Here are some words of warning, though; make sure to do some colorfastness test on the leather to make sure it won’t fade because of the bleach. It would also be advisable to use oxygen bleach instead of chlorine bleach to avoid fading and drying in the first place.

Leather FAQ

What is the difference between Full Grain, Top Grain, Genuine and Bonded leather?

All leather isn’t equal and it is important to understand the differences when you are buying leather products. Leather is a natural material. It is strong, breathes, insulates and molds to your body. It is a combination of beauty and strength. Just how beautiful and how strong, however, are influenced by the hide source, cut and process.

* Full Grain Leather: This is the best leather money can buy. It is taken from the top layer of hide and shows the natural markings and grain of the leather. The natural surface of full grain leathers burnish and beautify with use. Full Grain Leather burnishes over time.

This is the exceptional leather used in thick leather goods and leather accessories. Top quality cow and water buffalo full grain leathers are extremely strong and durable. It is used in luxury briefcases and expensive saddles and bridles.

It’s this type of leather that has the most ‘musk’ of all the other types. This sought after (or not-so-sought after) smell makes it distinct among all the rest.

* Top Grain Leather: This is the second highest grade of leather. Top grain leather is split from the top layer of blemished hide and is sanded and refinished. Top grain leather does not burnish and beautify with use, but it is as strong and durable as full grain leather.

* Bonded Leather: Bonded Leather is leather’s bottom. Suede scraps are ground together with glue and resurfaced in a process similar to vinyl manufacture.

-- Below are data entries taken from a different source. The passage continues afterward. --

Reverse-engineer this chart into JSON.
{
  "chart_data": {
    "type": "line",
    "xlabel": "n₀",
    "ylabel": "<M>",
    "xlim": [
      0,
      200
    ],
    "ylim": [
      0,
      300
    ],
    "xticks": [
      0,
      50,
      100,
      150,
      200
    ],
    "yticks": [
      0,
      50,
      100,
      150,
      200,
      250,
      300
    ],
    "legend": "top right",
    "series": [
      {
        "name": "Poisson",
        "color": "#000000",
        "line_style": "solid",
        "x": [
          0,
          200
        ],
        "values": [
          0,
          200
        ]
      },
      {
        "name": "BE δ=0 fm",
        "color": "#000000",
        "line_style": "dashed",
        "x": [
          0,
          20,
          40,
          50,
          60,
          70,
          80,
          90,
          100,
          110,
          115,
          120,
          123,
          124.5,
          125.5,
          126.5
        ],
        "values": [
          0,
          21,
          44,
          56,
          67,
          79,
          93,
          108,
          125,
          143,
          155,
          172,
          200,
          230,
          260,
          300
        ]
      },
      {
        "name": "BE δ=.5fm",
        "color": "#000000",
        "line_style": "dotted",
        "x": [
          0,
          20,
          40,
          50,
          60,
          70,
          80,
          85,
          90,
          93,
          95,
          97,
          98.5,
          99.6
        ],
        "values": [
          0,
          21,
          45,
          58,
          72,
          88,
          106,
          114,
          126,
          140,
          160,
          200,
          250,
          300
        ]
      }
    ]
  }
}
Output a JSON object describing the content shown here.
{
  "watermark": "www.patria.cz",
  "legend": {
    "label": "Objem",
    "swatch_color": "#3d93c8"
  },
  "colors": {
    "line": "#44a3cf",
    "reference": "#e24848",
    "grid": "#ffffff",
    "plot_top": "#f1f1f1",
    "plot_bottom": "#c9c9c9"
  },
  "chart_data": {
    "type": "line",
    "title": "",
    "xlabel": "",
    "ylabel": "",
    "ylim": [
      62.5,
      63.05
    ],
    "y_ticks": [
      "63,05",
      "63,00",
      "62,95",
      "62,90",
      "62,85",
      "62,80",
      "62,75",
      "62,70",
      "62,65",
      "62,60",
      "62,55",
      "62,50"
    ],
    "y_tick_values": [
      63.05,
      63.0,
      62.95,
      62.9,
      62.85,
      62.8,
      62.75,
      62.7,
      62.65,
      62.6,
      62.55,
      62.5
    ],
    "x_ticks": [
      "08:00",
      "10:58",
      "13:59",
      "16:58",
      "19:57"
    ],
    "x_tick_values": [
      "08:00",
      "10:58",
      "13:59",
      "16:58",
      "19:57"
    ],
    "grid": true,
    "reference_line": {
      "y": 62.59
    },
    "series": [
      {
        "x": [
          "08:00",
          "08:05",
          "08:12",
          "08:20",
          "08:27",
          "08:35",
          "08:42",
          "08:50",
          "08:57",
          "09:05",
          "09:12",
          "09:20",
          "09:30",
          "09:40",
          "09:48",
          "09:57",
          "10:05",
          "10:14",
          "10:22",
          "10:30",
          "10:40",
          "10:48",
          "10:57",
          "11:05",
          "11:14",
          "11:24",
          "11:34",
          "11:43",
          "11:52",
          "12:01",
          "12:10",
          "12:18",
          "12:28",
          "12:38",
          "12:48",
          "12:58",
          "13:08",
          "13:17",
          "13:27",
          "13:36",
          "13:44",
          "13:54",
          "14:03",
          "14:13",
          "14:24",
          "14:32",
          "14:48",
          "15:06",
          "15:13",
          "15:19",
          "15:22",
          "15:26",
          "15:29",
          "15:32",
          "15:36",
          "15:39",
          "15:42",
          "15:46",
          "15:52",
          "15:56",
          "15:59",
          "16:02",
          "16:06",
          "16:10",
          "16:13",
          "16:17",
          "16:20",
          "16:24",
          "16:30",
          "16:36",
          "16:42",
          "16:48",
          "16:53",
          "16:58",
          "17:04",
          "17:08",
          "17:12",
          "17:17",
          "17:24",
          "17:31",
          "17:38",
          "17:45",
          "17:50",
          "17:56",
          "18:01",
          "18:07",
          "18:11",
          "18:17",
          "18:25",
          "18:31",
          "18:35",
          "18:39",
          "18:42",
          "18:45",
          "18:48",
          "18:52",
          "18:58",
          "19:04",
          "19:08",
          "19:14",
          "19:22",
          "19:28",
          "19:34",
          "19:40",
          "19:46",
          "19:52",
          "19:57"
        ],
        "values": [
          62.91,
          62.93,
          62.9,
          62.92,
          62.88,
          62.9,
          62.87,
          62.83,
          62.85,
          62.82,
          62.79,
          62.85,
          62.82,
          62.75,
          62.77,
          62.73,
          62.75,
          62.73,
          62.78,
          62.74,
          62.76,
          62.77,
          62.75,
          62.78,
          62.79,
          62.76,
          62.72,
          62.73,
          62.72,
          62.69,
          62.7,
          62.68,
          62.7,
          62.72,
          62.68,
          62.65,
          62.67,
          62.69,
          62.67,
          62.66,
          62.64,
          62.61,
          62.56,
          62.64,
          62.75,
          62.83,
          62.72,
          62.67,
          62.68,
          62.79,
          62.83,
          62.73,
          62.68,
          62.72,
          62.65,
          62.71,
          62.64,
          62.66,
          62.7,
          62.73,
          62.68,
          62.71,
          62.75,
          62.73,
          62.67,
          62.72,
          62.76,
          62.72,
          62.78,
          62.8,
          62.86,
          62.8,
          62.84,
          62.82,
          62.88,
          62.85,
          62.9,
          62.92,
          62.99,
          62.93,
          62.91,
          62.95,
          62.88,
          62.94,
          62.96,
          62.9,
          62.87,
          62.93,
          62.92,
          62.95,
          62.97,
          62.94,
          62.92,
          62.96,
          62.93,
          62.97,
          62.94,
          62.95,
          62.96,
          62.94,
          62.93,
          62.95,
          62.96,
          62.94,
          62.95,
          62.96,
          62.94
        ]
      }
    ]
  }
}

Bonded leather is weak and degrades quickly with use.

* Genuine Leather: This is produced from the layers of hide that remain after the top is split off for the better grades. These weaker under layers are known as suede. (Don’t be confused with the fuzzy finish also referred to as “suede.”) The suede surface is usually refinished to resemble a higher grade. It can be smooth or rough. Caution: The inferior quality of genuine leather becomes evident with use.